RFWhisper treats latency as a hard budget, not a goal.

End-to-end targets​

Hardwarev0.1 p99v0.3 p99
Intel i5-8xxx (laptop)< 100 ms< 50 ms
Apple M1< 100 ms< 45 ms
Raspberry Pi 5 (8 GB)< 100 ms< 70 ms

Anything worse than the v0.1 column is a release blocker (criterion A4).

Per-stage budget​

Stagev0.1v0.3Notes
Audio capture (frame)10–20 ms5–10 msPortAudio / ALSA / JACK / WASAPI callback
Pre-emphasis + feature extraction≤ 5 ms≤ 2 msVOLK windowing + liquid FFT with cached plans
ONNX inference (DFN3)≤ 30 ms≤ 15 msXNNPACK/CoreML/DirectML; INT8 stretch
Post-processing + overlap-add≤ 5 ms≤ 2 ms—
Output buffering10–30 ms5–15 msMatches input blocksize
Total (p99)< 100 ms< 50 ms—

RPi Zero 2 W ships with RNNoise (not DFN3) and has a separate, looser budget.

Measurement methodology​

python -m rfwhisper.bench latency \
--backend portaudio \
--in default --out default \
--blocksize 480 \
--duration 120 \
--out build/latency/

What it does:

  1. Generates an impulse train at known intervals.
  2. Plays impulses out → routes through the virtual cable → back into RFWhisper's input.
  3. RFWhisper processes them as normal audio.
  4. The probe aligns the reference and captured impulses, logging the round-trip delta to an HDR histogram.
  5. Publishes p50 / p95 / p99 / max; renders a histogram image.

We report p99, not mean.
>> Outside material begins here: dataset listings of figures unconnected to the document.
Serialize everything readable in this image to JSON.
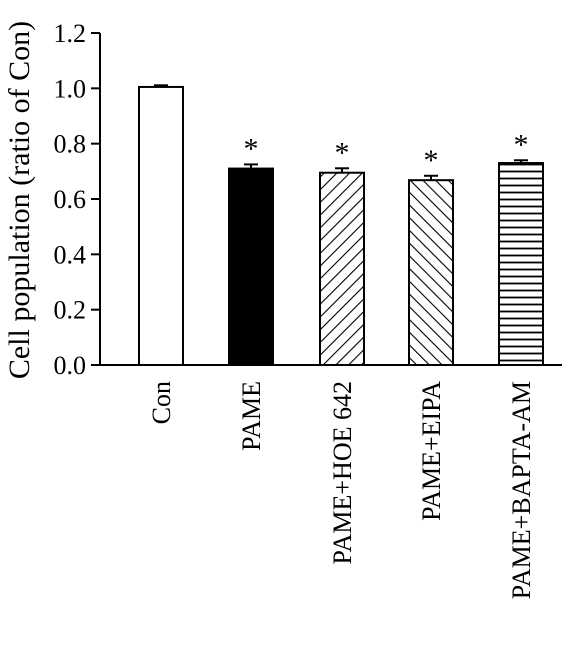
{
  "chart_data": {
    "type": "bar",
    "ylabel": "Cell population (ratio of Con)",
    "ylim": [
      0,
      1.2
    ],
    "yticks": [
      "0.0",
      "0.2",
      "0.4",
      "0.6",
      "0.8",
      "1.0",
      "1.2"
    ],
    "categories": [
      "Con",
      "PAME",
      "PAME+HOE 642",
      "PAME+EIPA",
      "PAME+BAPTA-AM"
    ],
    "values": [
      1.005,
      0.71,
      0.695,
      0.668,
      0.73
    ],
    "errors": [
      0.006,
      0.015,
      0.016,
      0.016,
      0.01
    ],
    "significance": [
      "",
      "*",
      "*",
      "*",
      "*"
    ],
    "fills": [
      "white",
      "black",
      "diagonal-right",
      "diagonal-left",
      "horizontal"
    ],
    "grid": false
  }
}
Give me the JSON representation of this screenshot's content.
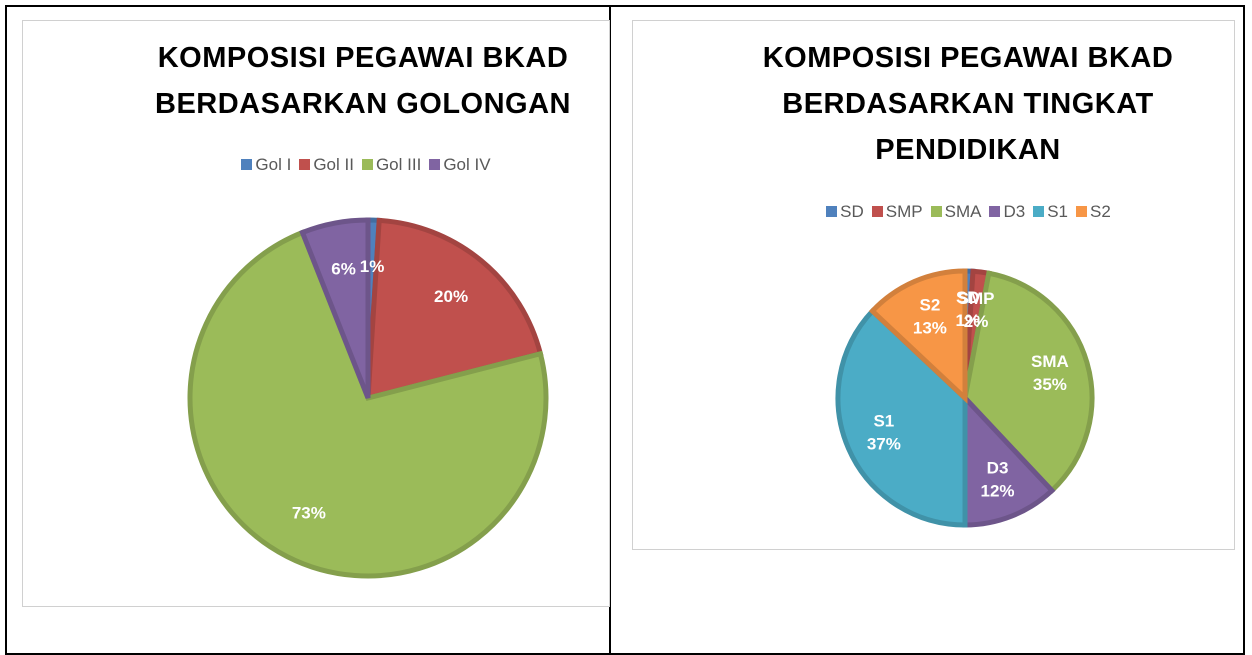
{
  "chart_data": [
    {
      "type": "pie",
      "title": "KOMPOSISI PEGAWAI BKAD BERDASARKAN GOLONGAN",
      "categories": [
        "Gol I",
        "Gol II",
        "Gol III",
        "Gol IV"
      ],
      "values": [
        1,
        20,
        73,
        6
      ],
      "value_labels": [
        "1%",
        "20%",
        "73%",
        "6%"
      ],
      "colors": [
        "#4f81bd",
        "#c0504d",
        "#9bbb59",
        "#8064a2"
      ],
      "label_category": false,
      "legend": "top"
    },
    {
      "type": "pie",
      "title": "KOMPOSISI PEGAWAI BKAD BERDASARKAN TINGKAT PENDIDIKAN",
      "categories": [
        "SD",
        "SMP",
        "SMA",
        "D3",
        "S1",
        "S2"
      ],
      "values": [
        1,
        2,
        35,
        12,
        37,
        13
      ],
      "value_labels": [
        "1%",
        "2%",
        "35%",
        "12%",
        "37%",
        "13%"
      ],
      "colors": [
        "#4f81bd",
        "#c0504d",
        "#9bbb59",
        "#8064a2",
        "#4bacc6",
        "#f79646"
      ],
      "label_category": true,
      "legend": "top"
    }
  ]
}
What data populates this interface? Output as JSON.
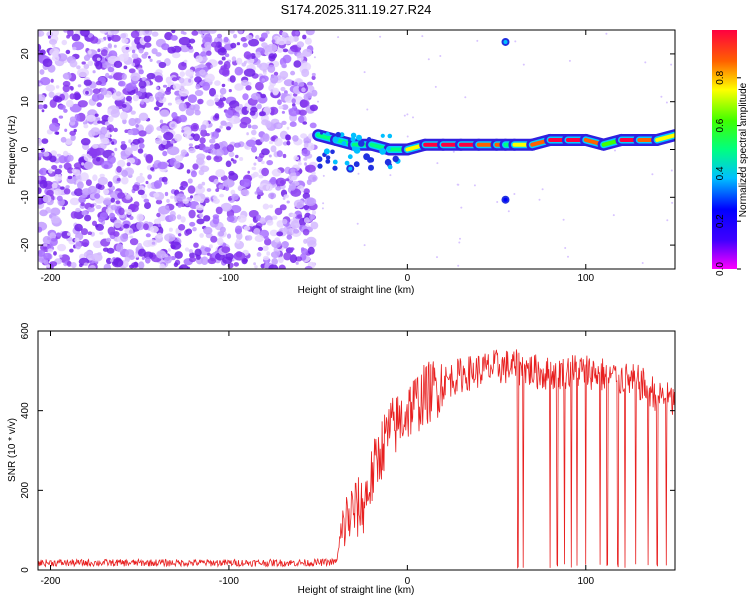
{
  "title": "S174.2025.311.19.27.R24",
  "colors": {
    "snr_line": "#e82020",
    "scatter_purple": "#8a3cf0",
    "band_blue": "#2030e0",
    "band_green": "#30e060",
    "band_red": "#e02020"
  },
  "chart_data": [
    {
      "type": "heatmap",
      "name": "spectrogram",
      "xlabel": "Height of straight line (km)",
      "ylabel": "Frequency (Hz)",
      "xlim": [
        -207,
        150
      ],
      "ylim": [
        -25,
        25
      ],
      "xticks": [
        -200,
        -100,
        0,
        100
      ],
      "xtick_labels": [
        "-200",
        "-100",
        "0",
        "100"
      ],
      "yticks": [
        -20,
        -10,
        0,
        10,
        20
      ],
      "ytick_labels": [
        "-20",
        "-10",
        "0",
        "10",
        "20"
      ],
      "noise_region_x": [
        -207,
        -52
      ],
      "band": {
        "x": [
          -50,
          -40,
          -30,
          -20,
          -10,
          0,
          10,
          20,
          30,
          40,
          50,
          55,
          60,
          70,
          80,
          90,
          100,
          110,
          120,
          130,
          140,
          150
        ],
        "freq": [
          3,
          2,
          1,
          1,
          0,
          0,
          1,
          1,
          1,
          1,
          1,
          1,
          1,
          1,
          2,
          2,
          2,
          1,
          2,
          2,
          2,
          3
        ],
        "amplitude": [
          0.4,
          0.45,
          0.5,
          0.45,
          0.5,
          0.75,
          0.95,
          0.9,
          0.9,
          0.85,
          0.8,
          0.5,
          0.75,
          0.85,
          0.95,
          0.9,
          0.85,
          0.6,
          0.9,
          0.85,
          0.7,
          0.6
        ]
      },
      "isolated_points": [
        {
          "x": 55,
          "freq": 22.5,
          "amplitude": 0.35
        },
        {
          "x": 55,
          "freq": -10.5,
          "amplitude": 0.2
        },
        {
          "x": -32,
          "freq": -4,
          "amplitude": 0.3
        }
      ],
      "colorbar": {
        "label": "Normalized spectral amplitude",
        "range": [
          0,
          1
        ],
        "ticks": [
          0.0,
          0.2,
          0.4,
          0.6,
          0.8
        ],
        "tick_labels": [
          "0.0",
          "0.2",
          "0.4",
          "0.6",
          "0.8"
        ]
      }
    },
    {
      "type": "line",
      "name": "snr",
      "xlabel": "Height of straight line (km)",
      "ylabel": "SNR (10 * v/v)",
      "xlim": [
        -207,
        150
      ],
      "ylim": [
        0,
        600
      ],
      "xticks": [
        -200,
        -100,
        0,
        100
      ],
      "xtick_labels": [
        "-200",
        "-100",
        "0",
        "100"
      ],
      "yticks": [
        0,
        200,
        400,
        600
      ],
      "ytick_labels": [
        "0",
        "200",
        "400",
        "600"
      ],
      "series": [
        {
          "name": "SNR",
          "x": [
            -207,
            -150,
            -100,
            -55,
            -40,
            -35,
            -30,
            -25,
            -20,
            -15,
            -10,
            -5,
            0,
            5,
            10,
            20,
            30,
            40,
            50,
            60,
            70,
            80,
            90,
            100,
            110,
            120,
            130,
            140,
            150
          ],
          "values": [
            18,
            18,
            18,
            18,
            20,
            120,
            150,
            160,
            230,
            300,
            350,
            370,
            400,
            420,
            440,
            470,
            490,
            500,
            510,
            510,
            500,
            490,
            500,
            500,
            490,
            480,
            470,
            440,
            420
          ],
          "dropouts_x": [
            62,
            65,
            80,
            84,
            88,
            92,
            95,
            100,
            108,
            112,
            118,
            122,
            128,
            135,
            140,
            145
          ]
        }
      ]
    }
  ]
}
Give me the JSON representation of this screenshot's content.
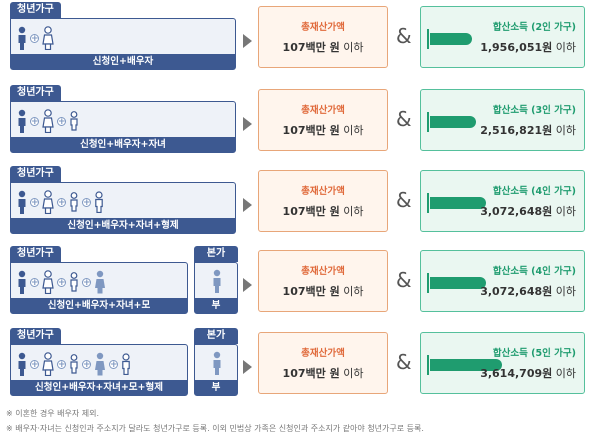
{
  "rows": [
    {
      "household_tag": "청년가구",
      "household_label": "신청인+배우자",
      "asset_title": "총재산가액",
      "asset_amount": "107백만 원",
      "asset_suffix": "이하",
      "income_title": "합산소득 (2인 가구)",
      "income_amount": "1,956,051원",
      "income_suffix": "이하"
    },
    {
      "household_tag": "청년가구",
      "household_label": "신청인+배우자+자녀",
      "asset_title": "총재산가액",
      "asset_amount": "107백만 원",
      "asset_suffix": "이하",
      "income_title": "합산소득 (3인 가구)",
      "income_amount": "2,516,821원",
      "income_suffix": "이하"
    },
    {
      "household_tag": "청년가구",
      "household_label": "신청인+배우자+자녀+형제",
      "asset_title": "총재산가액",
      "asset_amount": "107백만 원",
      "asset_suffix": "이하",
      "income_title": "합산소득 (4인 가구)",
      "income_amount": "3,072,648원",
      "income_suffix": "이하"
    },
    {
      "household_tag": "청년가구",
      "household_label": "신청인+배우자+자녀+모",
      "parent_tag": "본가",
      "parent_label": "부",
      "asset_title": "총재산가액",
      "asset_amount": "107백만 원",
      "asset_suffix": "이하",
      "income_title": "합산소득 (4인 가구)",
      "income_amount": "3,072,648원",
      "income_suffix": "이하"
    },
    {
      "household_tag": "청년가구",
      "household_label": "신청인+배우자+자녀+모+형제",
      "parent_tag": "본가",
      "parent_label": "부",
      "asset_title": "총재산가액",
      "asset_amount": "107백만 원",
      "asset_suffix": "이하",
      "income_title": "합산소득 (5인 가구)",
      "income_amount": "3,614,709원",
      "income_suffix": "이하"
    }
  ],
  "notes": [
    "※ 이혼한 경우 배우자 제외.",
    "※ 배우자·자녀는 신청인과 주소지가 달라도 청년가구로 등록. 이외 민법상 가족은 신청인과 주소지가 같아야 청년가구로 등록."
  ],
  "icons": {
    "person": "person-icon",
    "plus": "plus-icon",
    "bar": "income-bar-icon"
  },
  "colors": {
    "navy": "#3d5991",
    "orange": "#e0693a",
    "green": "#1f9c6f"
  }
}
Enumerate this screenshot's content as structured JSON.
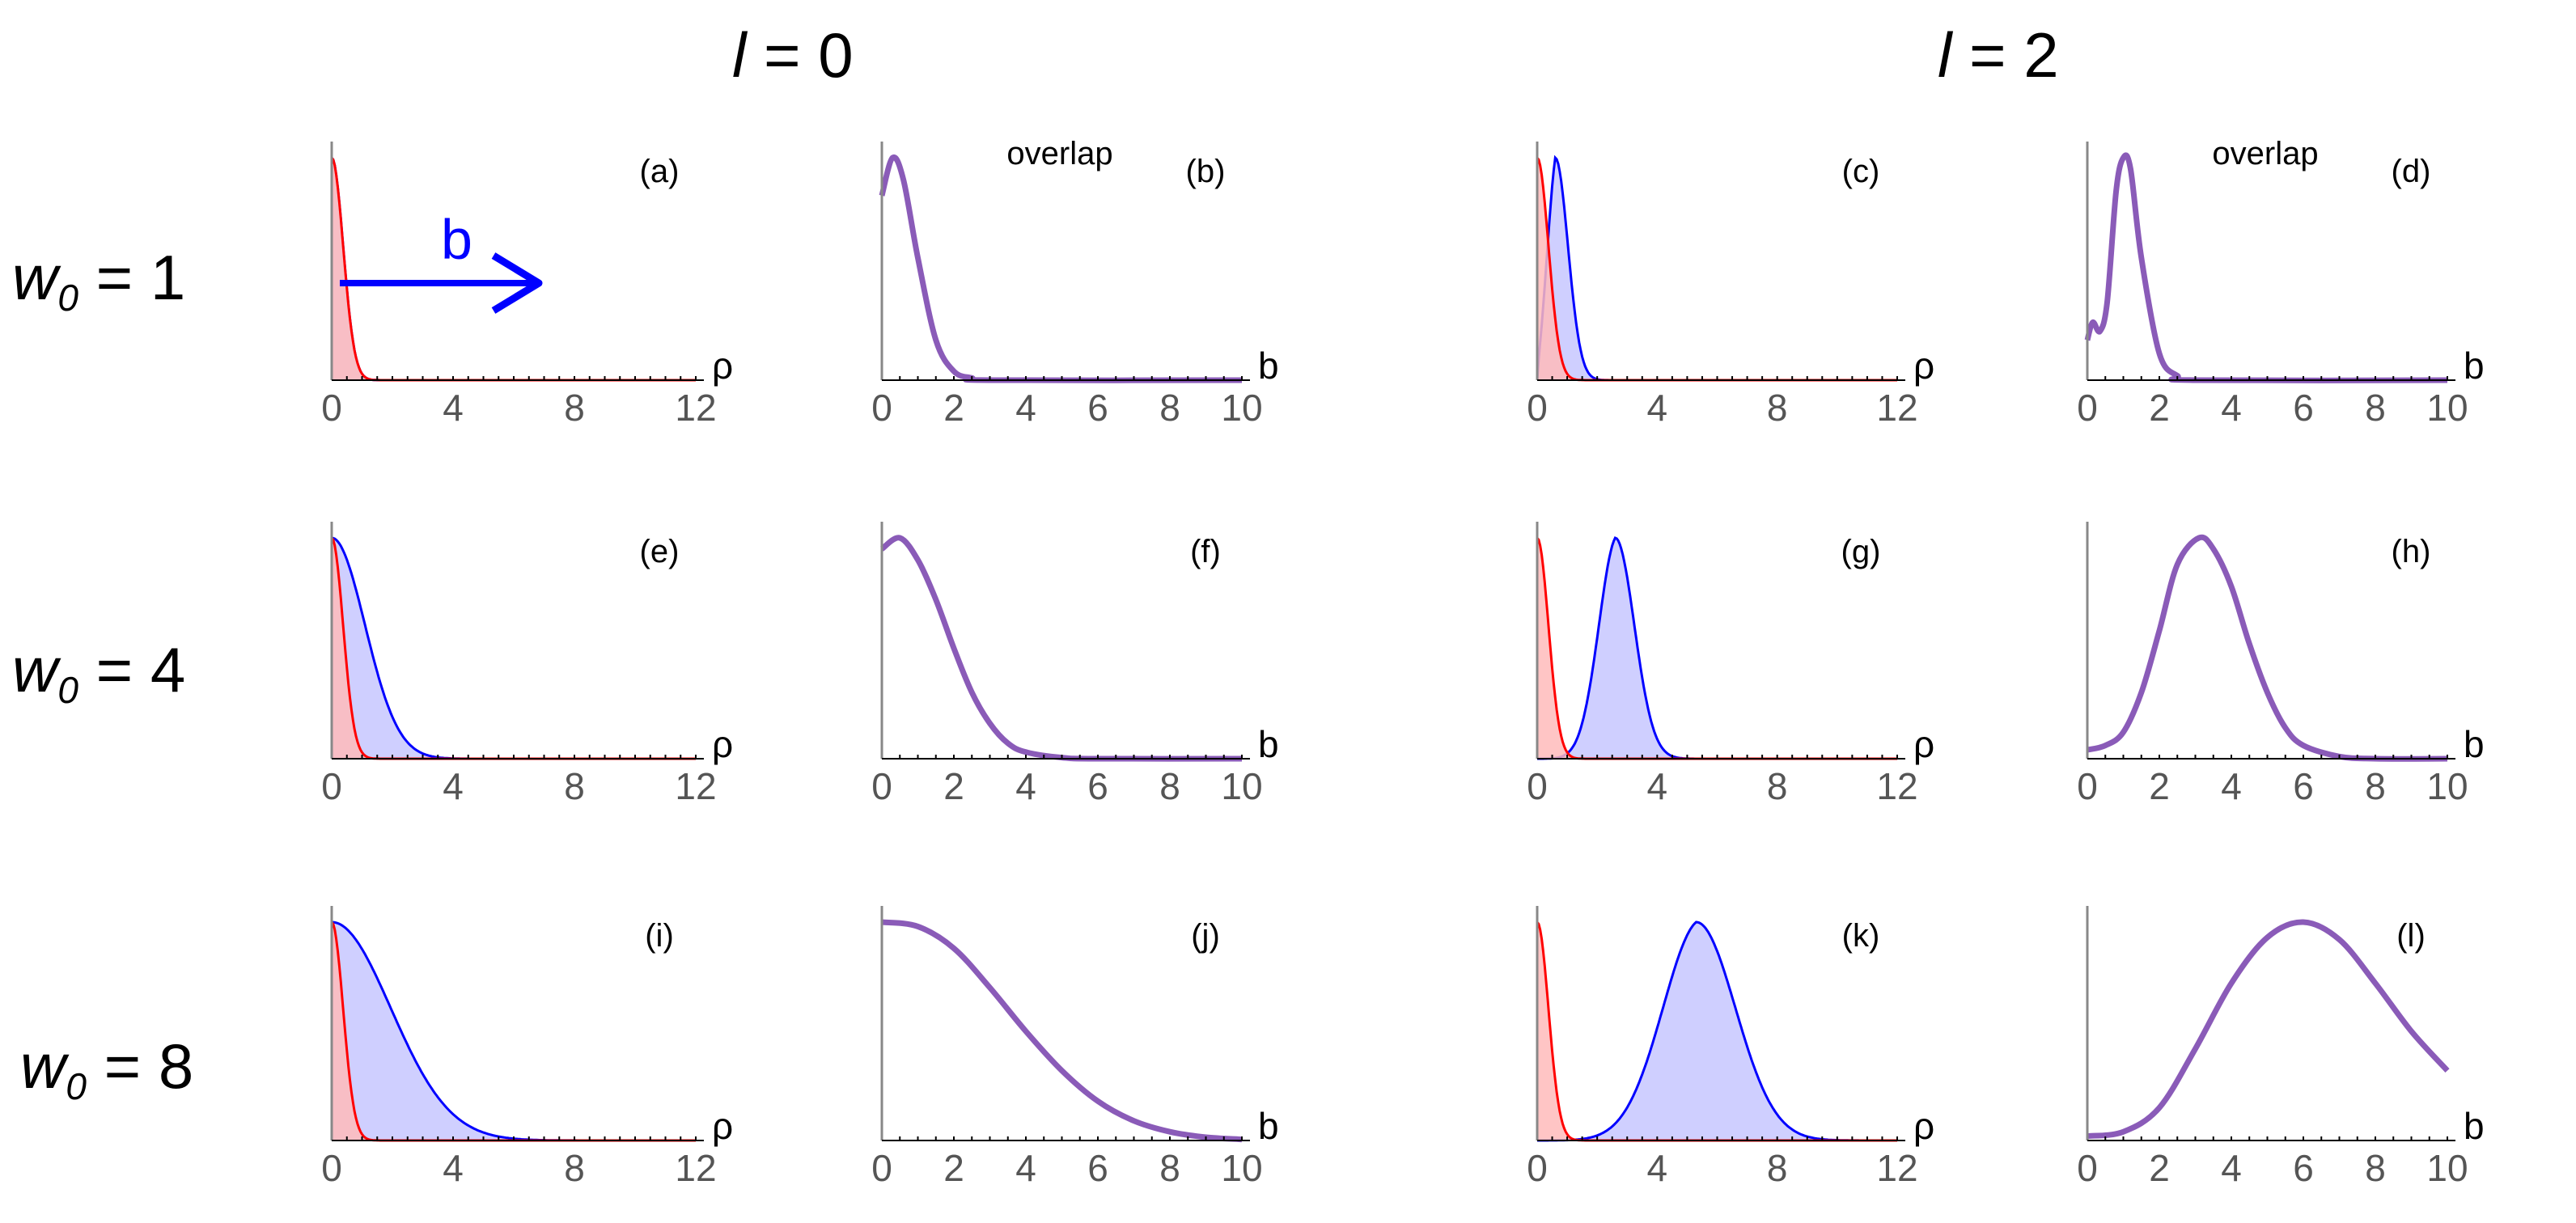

A pipeline that averages 30 ms but stalls at 180 ms twice per minute is unusable; one that's 85 ms tight is fine.

Hard rules​

  • No allocations in the audio callback. Verified in CI with an ASan build that flags malloc from RT threads.
  • GIL released in the inference path. Python code that doesn't respect this fails profiler checks.
  • Thread affinity is intentional, never left to the scheduler when it matters.
  • Frame sizes are 10–30 ms — shorter for CW (transient fidelity), longer for FT8 (decoder tolerates, NN gets more context).

Real-time scheduling per OS​

OSWhat we request
LinuxSCHED_FIFO at rtprio 95 if the user is in a realtime group
macOSthread_time_constraint_policy with appropriate period/constraint/deadline
WindowsMMCSS AvSetMmThreadCharacteristics with Pro Audio characteristic

If RT priority is unavailable (rootless container, no realtime group), RFWhisper falls back gracefully and logs a one-time warning.

When you miss the budget​

  1. Run python -m rfwhisper.bench latency --trace to get per-stage histograms.
  2. Check CPU governor (Linux) and power mode (macOS / Windows).
  3. Check virtual cable internal rate (48 kHz) matches RFWhisper's.
  4. Reduce blocksize carefully: smaller blocks lower latency but raise xrun risk.
  5. Switch to INT8 model variant (--model-variant int8) if you're CPU-bound.

If none of that helps, file an issue with the full rfwhisper doctor output and the trace HDR histogram.